Bro Daddy: A Watchable Family Entertainer That Never Becomes Memorable

Prithviraj Sukumaran’s first directorial debut Lucifer was a well made political drama within the commercial framework but it wasn’t a film that stayed with you. With Bro Daddy the director attempts a comedy. Just like Lucifer, Bro Daddy also relies heavily on the screen presence of the legendary Mohanlal to make it work. Although Prithviraj has casted himself as the second lead it is Mohanlal who runs away with the show most of the time.

Prithviraj takes the conflict point from the film Badhaai Ho. Just like Neena Gupta’s character in Badhaai Ho here too Meena who plays Mohanlal’s onscreen wife gets pregnant at a late age, the sons in both the films aren’t happy with their mother getting pregnant at that age. However, director /actor Prithviraj Sukumaran doesn’t fully dwell into this topic, he treats it as a mere side plot as the proceedings unfold.

Bro Daddy begins off with a short animation clip. This clip gives the audience a good idea about what to expect from the film. Constant jokes are made about the age gap between father John Kattadi (Mohanlal) and son Eesho John (Prithviraj Sukumraran). The age gap jokes just don’t end here; the audiences are reminded of it at frequent intervals. The reason for the age gap between the father and son is that John and Anna (Meena) had married quite young.

They are waiting for their son Eesho (Prithviraj) to marry. Eesho works as an advertising professional. He is in a relationship with a girl who is also Anna (Kalyani Priydarshni). This Anna is the daughter of John’s best friend Kurian (Lalu Alex). The reason for Kurian naming his daughter Anna too is that once upon a time he wanted to marry Meena’s Anna. However, it wasn’t possible due to certain circumstances. But Kurian’s love for her is still there. Whenever Kurian meets or talks to her soothing background music starts playing.

Coming back to the plot, the parents of both the parties don’t know that their children are having a live in a relationship in Bangalore. Things take a turn when Kalyani Priyadarshini’s Anna gets pregnant and she decides to go ahead with the baby. Eesho isn’t happy with her decision but there is nothing much he can do. Another shock awaits Eesho when his father calls and says that he needs to discuss something important with him in person. What follows are a bunch of comic set pieces, some of them definitely land but there are also certain episodes that leave you with a bitter taste.

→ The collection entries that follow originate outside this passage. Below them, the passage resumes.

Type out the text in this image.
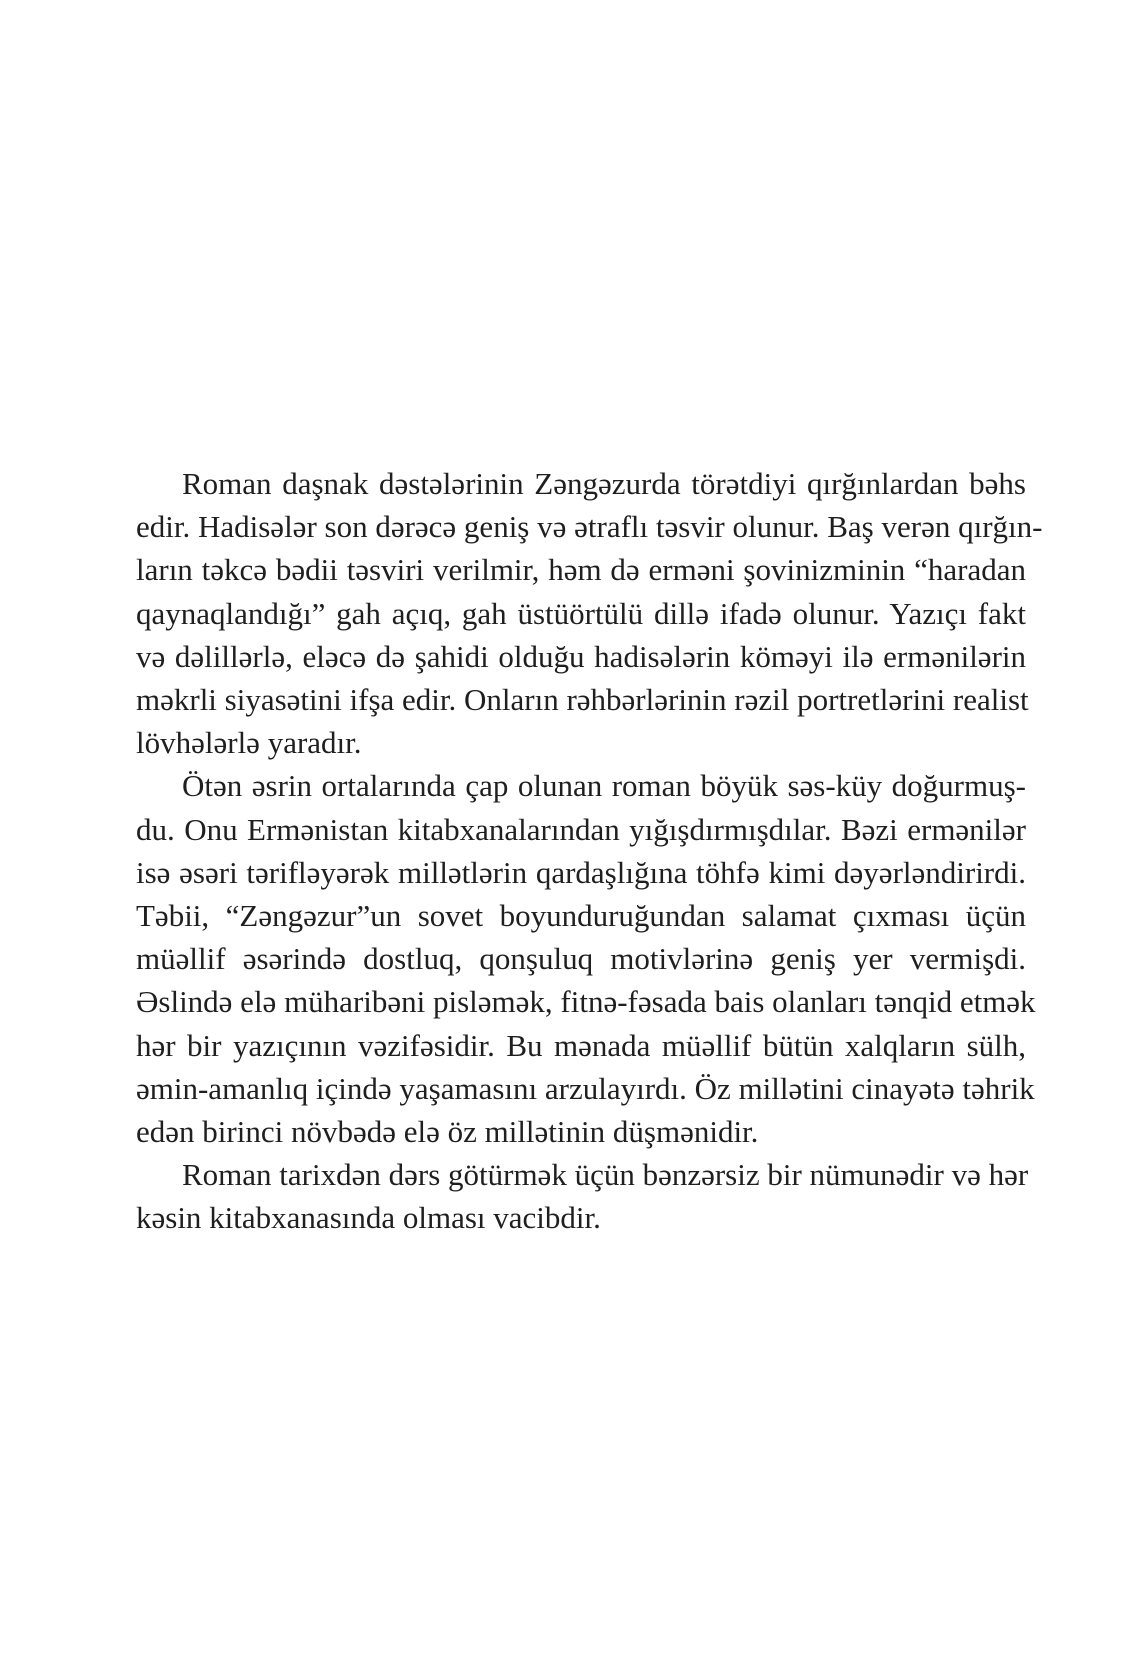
Roman daşnak dəstələrinin Zəngəzurda törətdiyi qırğınlardan bəhs
edir. Hadisələr son dərəcə geniş və ətraflı təsvir olunur. Baş verən qırğın-
ların təkcə bədii təsviri verilmir, həm də erməni şovinizminin “haradan
qaynaqlandığı” gah açıq, gah üstüörtülü dillə ifadə olunur. Yazıçı fakt
və dəlillərlə, eləcə də şahidi olduğu hadisələrin köməyi ilə ermənilərin
məkrli siyasətini ifşa edir. Onların rəhbərlərinin rəzil portretlərini realist
lövhələrlə yaradır.

Ötən əsrin ortalarında çap olunan roman böyük səs-küy doğurmuş-
du. Onu Ermənistan kitabxanalarından yığışdırmışdılar. Bəzi ermənilər
isə əsəri tərifləyərək millətlərin qardaşlığına töhfə kimi dəyərləndirirdi.
Təbii, “Zəngəzur”un sovet boyunduruğundan salamat çıxması üçün
müəllif əsərində dostluq, qonşuluq motivlərinə geniş yer vermişdi.
Əslində elə müharibəni pisləmək, fitnə-fəsada bais olanları tənqid etmək
hər bir yazıçının vəzifəsidir. Bu mənada müəllif bütün xalqların sülh,
əmin-amanlıq içində yaşamasını arzulayırdı. Öz millətini cinayətə təhrik
edən birinci növbədə elə öz millətinin düşmənidir.

Roman tarixdən dərs götürmək üçün bənzərsiz bir nümunədir və hər
kəsin kitabxanasında olması vacibdir.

One of the things that Prithviraj gets right is the characters of John and Kurian, as John Kattadi Mohanlal oozes charm and vitality in every frame. His comic timing feels absolutely effortless, at no point you feel that the actor is trying too hard. His comic timing and expressions play a major role in some of the jokes really landing well.

Kurian’s Lalu Alex is another character which is worth mentioning here. The core of Kurian is his caged anger management issues. As Kurian Lalu Alex not only displays wonderful comic timing but he also gives a strong performance in the emotional bits.

For example, there is a key scene in the second half involving the big reveal. His hurt at being kept in the dark by his best friend and also his daughter is wonderfully brought out by the actor.

The father and the son equation also gives the film some lovely moments. John Kattadi comes across as more of a friend than dad to Eesho.

The biggest downer of Bro Daddy is the lack of strong emotional connect. This can be particularly seen in the characters of Meena and Kalyani Priyadarshini. Both the Anna’s start off strongly but they are left midway. The character of Esho is also something which leaves a lot to be desired.

The frustrations of Esho are understandable but there is not much development in the character that you see. Before the pre- climax there is a scene where John makes his son understand Kurian’s point of view. However, the transformation feels very abrupt and doesn’t give a complete sense of him having changed.

Some of the comedy bits are too annoying to say the least. Soubin Shahir’s event manager is meant to be a spoof but instead of being amused you feel like fast forwarding.

There is a serious hangover of Priyadarshan’s Hindi fims that you find in the comic style adopted by Prithviraj Sukumaran. This method doesn’t really pay dividends here as the humor hasn’t got that rip roaring quality to it. It is another matter that Priyadarshan himself has become a stale filmmaker over the years.

Watch Bro Daddy if you are in the mood for some light hearted fun but don’t expect too much.